District attorney’s files and Underwood’s interview.
Let’s pull Underwood’s interview, shall we?
“Then we drove to Laguna Beach. There we stopped and got gas. En route she asked whether she could write to me. She said she was going to meet her sister from Berkeley, Mrs. Adrian West.”
My dear Holmes! There’s nothing about a telephone call from Laguna Beach!
Precisely, Watson. This is bad business all around. Very bad business indeed.
Want to see some more fabrication in action? Here we go:
“I asked where she [Elizabeth] was going to meet her [Virginia West] and she said, ‘The Biltmore Hotel.’ …. When we got into Los Angeles, she wanted me to take her to the Greyhound bus station so she could check her bags before she met her sister. I drove her to the bus station and carried her bags in. I had to go out to move my car, but told her I would drive around and pick her up and take her to the Biltmore.”

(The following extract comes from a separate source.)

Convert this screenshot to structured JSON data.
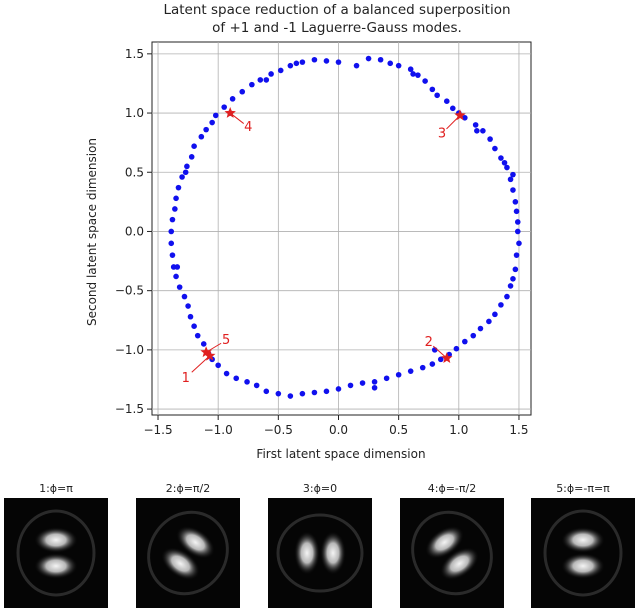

Note the telltale ellipses. That should be your warning. Here’s the actual interview:
“I asked where she was going to meet her, and without waiting for her to answer I said ‘the Biltmore’? and she answered yes.

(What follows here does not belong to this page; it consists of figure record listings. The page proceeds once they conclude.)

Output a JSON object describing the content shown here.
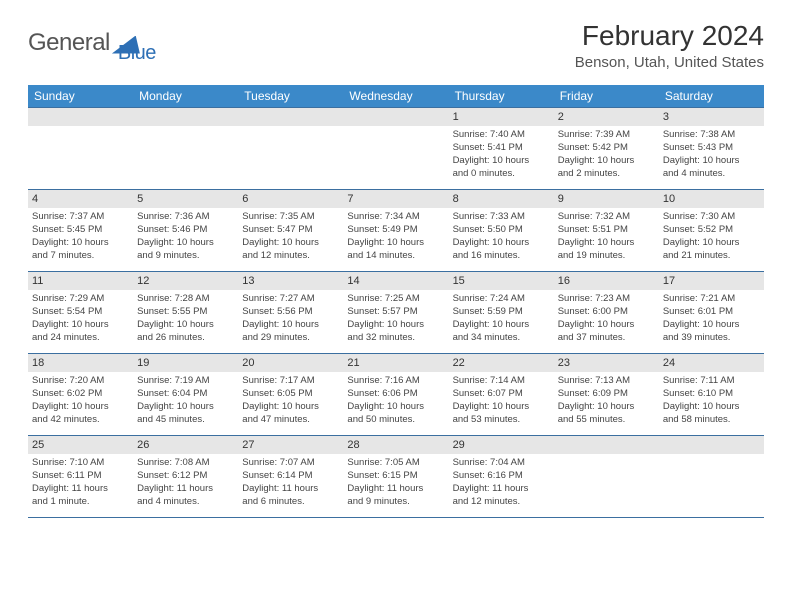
{
  "logo": {
    "text1": "General",
    "text2": "Blue"
  },
  "title": "February 2024",
  "location": "Benson, Utah, United States",
  "colors": {
    "header_bg": "#3b89c9",
    "header_fg": "#ffffff",
    "daynum_bg": "#e6e6e6",
    "rule": "#3b6fa0",
    "logo_blue": "#2d6fb5",
    "text": "#333333"
  },
  "weekdays": [
    "Sunday",
    "Monday",
    "Tuesday",
    "Wednesday",
    "Thursday",
    "Friday",
    "Saturday"
  ],
  "weeks": [
    [
      {
        "num": "",
        "lines": []
      },
      {
        "num": "",
        "lines": []
      },
      {
        "num": "",
        "lines": []
      },
      {
        "num": "",
        "lines": []
      },
      {
        "num": "1",
        "lines": [
          "Sunrise: 7:40 AM",
          "Sunset: 5:41 PM",
          "Daylight: 10 hours",
          "and 0 minutes."
        ]
      },
      {
        "num": "2",
        "lines": [
          "Sunrise: 7:39 AM",
          "Sunset: 5:42 PM",
          "Daylight: 10 hours",
          "and 2 minutes."
        ]
      },
      {
        "num": "3",
        "lines": [
          "Sunrise: 7:38 AM",
          "Sunset: 5:43 PM",
          "Daylight: 10 hours",
          "and 4 minutes."
        ]
      }
    ],
    [
      {
        "num": "4",
        "lines": [
          "Sunrise: 7:37 AM",
          "Sunset: 5:45 PM",
          "Daylight: 10 hours",
          "and 7 minutes."
        ]
      },
      {
        "num": "5",
        "lines": [
          "Sunrise: 7:36 AM",
          "Sunset: 5:46 PM",
          "Daylight: 10 hours",
          "and 9 minutes."
        ]
      },
      {
        "num": "6",
        "lines": [
          "Sunrise: 7:35 AM",
          "Sunset: 5:47 PM",
          "Daylight: 10 hours",
          "and 12 minutes."
        ]
      },
      {
        "num": "7",
        "lines": [
          "Sunrise: 7:34 AM",
          "Sunset: 5:49 PM",
          "Daylight: 10 hours",
          "and 14 minutes."
        ]
      },
      {
        "num": "8",
        "lines": [
          "Sunrise: 7:33 AM",
          "Sunset: 5:50 PM",
          "Daylight: 10 hours",
          "and 16 minutes."
        ]
      },
      {
        "num": "9",
        "lines": [
          "Sunrise: 7:32 AM",
          "Sunset: 5:51 PM",
          "Daylight: 10 hours",
          "and 19 minutes."
        ]
      },
      {
        "num": "10",
        "lines": [
          "Sunrise: 7:30 AM",
          "Sunset: 5:52 PM",
          "Daylight: 10 hours",
          "and 21 minutes."
        ]
      }
    ],
    [
      {
        "num": "11",
        "lines": [
          "Sunrise: 7:29 AM",
          "Sunset: 5:54 PM",
          "Daylight: 10 hours",
          "and 24 minutes."
        ]
      },
      {
        "num": "12",
        "lines": [
          "Sunrise: 7:28 AM",
          "Sunset: 5:55 PM",
          "Daylight: 10 hours",
          "and 26 minutes."
        ]
      },
      {
        "num": "13",
        "lines": [
          "Sunrise: 7:27 AM",
          "Sunset: 5:56 PM",
          "Daylight: 10 hours",
          "and 29 minutes."
        ]
      },
      {
        "num": "14",
        "lines": [
          "Sunrise: 7:25 AM",
          "Sunset: 5:57 PM",
          "Daylight: 10 hours",
          "and 32 minutes."
        ]
      },
      {
        "num": "15",
        "lines": [
          "Sunrise: 7:24 AM",
          "Sunset: 5:59 PM",
          "Daylight: 10 hours",
          "and 34 minutes."
        ]
      },
      {
        "num": "16",
        "lines": [
          "Sunrise: 7:23 AM",
          "Sunset: 6:00 PM",
          "Daylight: 10 hours",
          "and 37 minutes."
        ]
      },
      {
        "num": "17",
        "lines": [
          "Sunrise: 7:21 AM",
          "Sunset: 6:01 PM",
          "Daylight: 10 hours",
          "and 39 minutes."
        ]
      }
    ],
    [
      {
        "num": "18",
        "lines": [
          "Sunrise: 7:20 AM",
          "Sunset: 6:02 PM",
          "Daylight: 10 hours",
          "and 42 minutes."
        ]
      },
      {
        "num": "19",
        "lines": [
          "Sunrise: 7:19 AM",
          "Sunset: 6:04 PM",
          "Daylight: 10 hours",
          "and 45 minutes."
        ]
      },
      {
        "num": "20",
        "lines": [
          "Sunrise: 7:17 AM",
          "Sunset: 6:05 PM",
          "Daylight: 10 hours",
          "and 47 minutes."
        ]
      },
      {
        "num": "21",
        "lines": [
          "Sunrise: 7:16 AM",
          "Sunset: 6:06 PM",
          "Daylight: 10 hours",
          "and 50 minutes."
        ]
      },
      {
        "num": "22",
        "lines": [
          "Sunrise: 7:14 AM",
          "Sunset: 6:07 PM",
          "Daylight: 10 hours",
          "and 53 minutes."
        ]
      },
      {
        "num": "23",
        "lines": [
          "Sunrise: 7:13 AM",
          "Sunset: 6:09 PM",
          "Daylight: 10 hours",
          "and 55 minutes."
        ]
      },
      {
        "num": "24",
        "lines": [
          "Sunrise: 7:11 AM",
          "Sunset: 6:10 PM",
          "Daylight: 10 hours",
          "and 58 minutes."
        ]
      }
    ],
    [
      {
        "num": "25",
        "lines": [
          "Sunrise: 7:10 AM",
          "Sunset: 6:11 PM",
          "Daylight: 11 hours",
          "and 1 minute."
        ]
      },
      {
        "num": "26",
        "lines": [
          "Sunrise: 7:08 AM",
          "Sunset: 6:12 PM",
          "Daylight: 11 hours",
          "and 4 minutes."
        ]
      },
      {
        "num": "27",
        "lines": [
          "Sunrise: 7:07 AM",
          "Sunset: 6:14 PM",
          "Daylight: 11 hours",
          "and 6 minutes."
        ]
      },
      {
        "num": "28",
        "lines": [
          "Sunrise: 7:05 AM",
          "Sunset: 6:15 PM",
          "Daylight: 11 hours",
          "and 9 minutes."
        ]
      },
      {
        "num": "29",
        "lines": [
          "Sunrise: 7:04 AM",
          "Sunset: 6:16 PM",
          "Daylight: 11 hours",
          "and 12 minutes."
        ]
      },
      {
        "num": "",
        "lines": []
      },
      {
        "num": "",
        "lines": []
      }
    ]
  ]
}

“She wrote my name and business address in her notebook so she could write to me.
“When we got in to Los Angeles she wanted me to take her to the Greyhound Bus Station so she could check her bags before she met her sister. I drove her to the Greyhound Bus Station and carried her bags in. I had to go out to move my car, but told her I would drive around and pick her up and take her to the Biltmore. I didn’t want to leave her in that neighborhood.”
I swear, the man is absolutely incapable of reading what’s in front of him.